– Чего, черт, долго как канителился, – чуть-чуть прерывающимся от усталости, но спокойным голосом спросил пришедший.

– Лбов! – удивленно крикнул Смирнов. – Александр, язви тебя в душу. Откуда ты взялся?

– После, – махнул рукой, тот, – после.

И сам оглянулся, вышел в сени, задвигал чем-то, потом опять вернулся назад.

– Кадушку с капустой к двери придвинь. Запор у тебя плохой, враз сорвать можно. – Потом помолчал и добавил: – Ты сделай себе хороший запор, а то знаешь, если погибать, так чтобы было за что, а так из-за ржавого крючка пропадать не стоит.

Зажгли коптилку и ее свет озарил угрюмо насупившего лицо Лбова, и ее красные лучи смешались с кровью, расплывшейся по изрезанной стеклом руке, рубиновыми искорками падающей на пол… Но Лбов как бы ничего не чувствовал, он сел у окна и, уставившись в темный угол, долго сидел молча, и только глаза его, при малейшем шорохе быстро поворачиваясь в сторону, тяжелым долгим взглядом пронизывали темноту.

– Кончено, – сказал он наконец вполголоса и как будто бы чуть-чуть усмехнулся.

– Что кончено? – спросил его Смирнов.

– Все, брат, кончено. И восстание окончено, и моя голова тоже теперь конченая, потому что ворочаться назад поздно, да и охоты никакой нет ворочаться назад. Каждый день гудок, да каждый день станок – и так без начала и без конца.

Он замолчал.

* * *

Рассвет не приходил долго. С рассветом в избу пришло еще несколько человек, пришли товарищи, уцелевшие из партийного подполья, пришел и молчаливый Стольников, загнанный, затравленный, разыскиваемый полицией. И долго обсуждали, как быть и что теперь делать.

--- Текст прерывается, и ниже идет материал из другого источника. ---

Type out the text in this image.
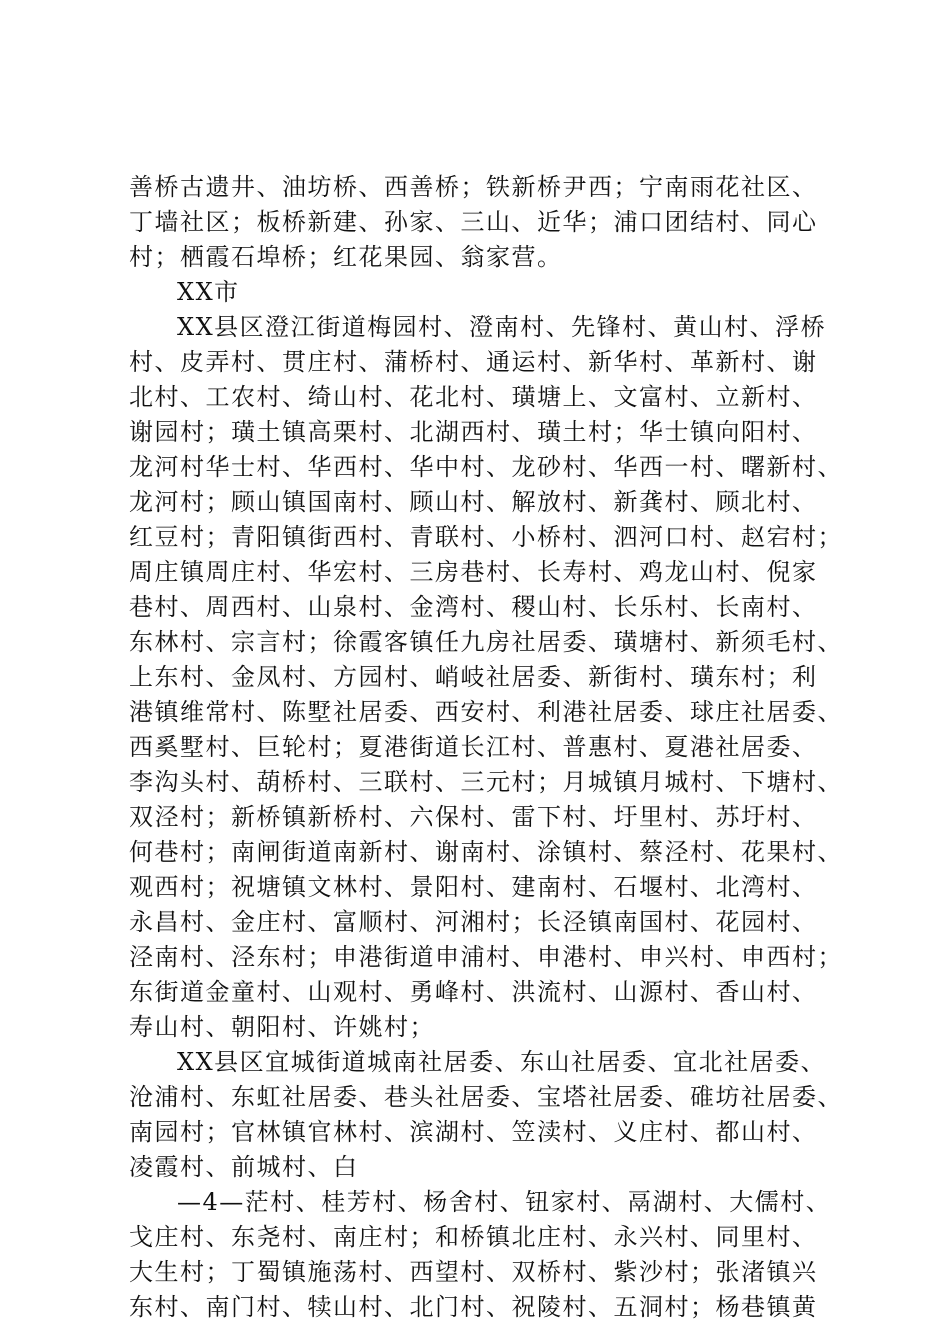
善桥古遗井、油坊桥、西善桥；铁新桥尹西；宁南雨花社区、
丁墙社区；板桥新建、孙家、三山、近华；浦口团结村、同心
村；栖霞石埠桥；红花果园、翁家营。
XX市
XX县区澄江街道梅园村、澄南村、先锋村、黄山村、浮桥
村、皮弄村、贯庄村、蒲桥村、通运村、新华村、革新村、谢
北村、工农村、绮山村、花北村、璜塘上、文富村、立新村、
谢园村；璜土镇高栗村、北湖西村、璜土村；华士镇向阳村、
龙河村华士村、华西村、华中村、龙砂村、华西一村、曙新村、
龙河村；顾山镇国南村、顾山村、解放村、新龚村、顾北村、
红豆村；青阳镇街西村、青联村、小桥村、泗河口村、赵宕村；
周庄镇周庄村、华宏村、三房巷村、长寿村、鸡龙山村、倪家
巷村、周西村、山泉村、金湾村、稷山村、长乐村、长南村、
东林村、宗言村；徐霞客镇任九房社居委、璜塘村、新须毛村、
上东村、金凤村、方园村、峭岐社居委、新街村、璜东村；利
港镇维常村、陈墅社居委、西安村、利港社居委、球庄社居委、
西奚墅村、巨轮村；夏港街道长江村、普惠村、夏港社居委、
李沟头村、葫桥村、三联村、三元村；月城镇月城村、下塘村、
双泾村；新桥镇新桥村、六保村、雷下村、圩里村、苏圩村、
何巷村；南闸街道南新村、谢南村、涂镇村、蔡泾村、花果村、
观西村；祝塘镇文林村、景阳村、建南村、石堰村、北湾村、
永昌村、金庄村、富顺村、河湘村；长泾镇南国村、花园村、
泾南村、泾东村；申港街道申浦村、申港村、申兴村、申西村；
东街道金童村、山观村、勇峰村、洪流村、山源村、香山村、
寿山村、朝阳村、许姚村；
XX县区宜城街道城南社居委、东山社居委、宜北社居委、
沧浦村、东虹社居委、巷头社居委、宝塔社居委、碓坊社居委、
南园村；官林镇官林村、滨湖村、笠渎村、义庄村、都山村、
凌霞村、前城村、白
—4—茫村、桂芳村、杨舍村、钮家村、鬲湖村、大儒村、
戈庄村、东尧村、南庄村；和桥镇北庄村、永兴村、同里村、
大生村；丁蜀镇施荡村、西望村、双桥村、紫沙村；张渚镇兴
东村、南门村、犊山村、北门村、祝陵村、五洞村；杨巷镇黄
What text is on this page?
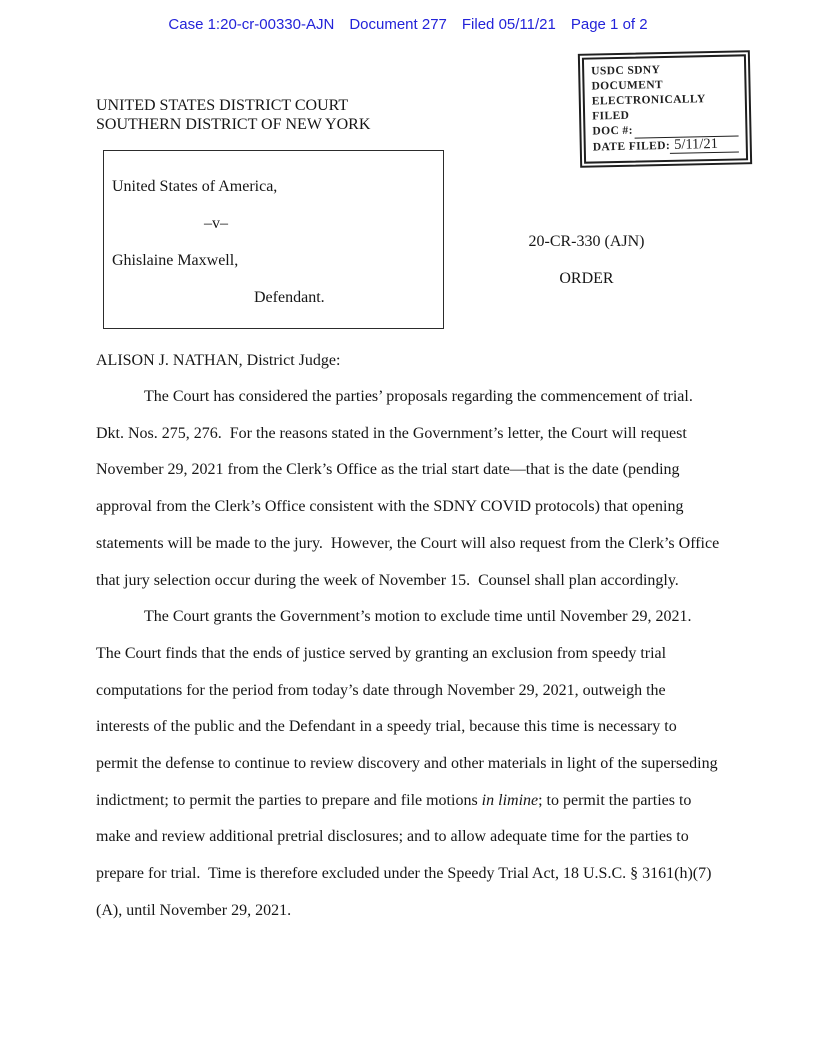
Case 1:20-cr-00330-AJN Document 277 Filed 05/11/21 Page 1 of 2
USDC SDNY
DOCUMENT
ELECTRONICALLY FILED
DOC #:
DATE FILED: 5/11/21
UNITED STATES DISTRICT COURT
SOUTHERN DISTRICT OF NEW YORK
United States of America,
–v–
Ghislaine Maxwell,
Defendant.
20-CR-330 (AJN)
ORDER
ALISON J. NATHAN, District Judge:

The Court has considered the parties’ proposals regarding the commencement of trial.  Dkt. Nos. 275, 276.  For the reasons stated in the Government’s letter, the Court will request November 29, 2021 from the Clerk’s Office as the trial start date—that is the date (pending approval from the Clerk’s Office consistent with the SDNY COVID protocols) that opening statements will be made to the jury.  However, the Court will also request from the Clerk’s Office that jury selection occur during the week of November 15.  Counsel shall plan accordingly.

The Court grants the Government’s motion to exclude time until November 29, 2021.  The Court finds that the ends of justice served by granting an exclusion from speedy trial computations for the period from today’s date through November 29, 2021, outweigh the interests of the public and the Defendant in a speedy trial, because this time is necessary to permit the defense to continue to review discovery and other materials in light of the superseding indictment; to permit the parties to prepare and file motions in limine; to permit the parties to make and review additional pretrial disclosures; and to allow adequate time for the parties to prepare for trial.  Time is therefore excluded under the Speedy Trial Act, 18 U.S.C. § 3161(h)(7)(A), until November 29, 2021.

Было решено – на время горячки отправить пока Лбова и Стольникова в лес, в одну из сторожек, верстах в десяти от Мотовилихи.

– В лес так в лес, – усмехнулся Лбов. – А только, я думаю, что теперь уж не на время, а на все время.

– Как так? – спросил кто-то.

– А так. – И он опять усмехнулся. У него была странная, быстрая усмешка: глаза его сразу чуть-чуть щурились, губы плотно, рывком, сжимались, и прежде, чем можно было уловить оттенок выражения его лица, – все было на своем месте, и от усмешки не оставалось и следа.

– Слушай, Лбов, – спросил его один из подпольщиков, – скажи по правде, какой партии ты считаешь себя?

– Я за революцию, – коротко ответил он и замолчал.

– Ну мало ли кто за революцию – и большевики, и даже меньшевики, но это же не ответ.

– Я за революцию, – коротко и упрямо повторил он, – за революцию, которую делают силой. И за то, чтобы бить жандармов из маузера и меньше разговаривать… Как это, ты читал мне в книге, – обратился он к одному из рабочих.

– Про что? – спросил тот, не понимая.

– Ну, про эти самые… про рукавицы… и что нельзя делать восстания, не запачкавши их.

– Да не про рукавицы, – поправил тот, – там было написано так: «Революцию нельзя делать в белых перчатках».

– Ну вот, – тряхнул головой Лбов, – я за это самое «нельзя». Поняли? – проговорил он, вставая, и рукой, разрисованной узорами запекшейся крови, провел по лбу. – Вот я за это самое, – повторил он резко, и точно возражал кому-то. – И если бы все решили заодно, что к чертовой матери нужна жизнь, если все идет не по-нашему… если бы каждый человек, когда видел перед собой стражника, или жандарма, или исправника, то стрелял бы в него, а если стрелять нечем, то бил бы камнем, а если и камня рядом нет, то душил бы руками, то тогда давно конец был бы этому самому… как его… – он запнулся и сжал губы – посмотрел на окружающих. – Ну, как же его? – крикнул он и чуть-чуть стукнул прикладом винтовки об пол.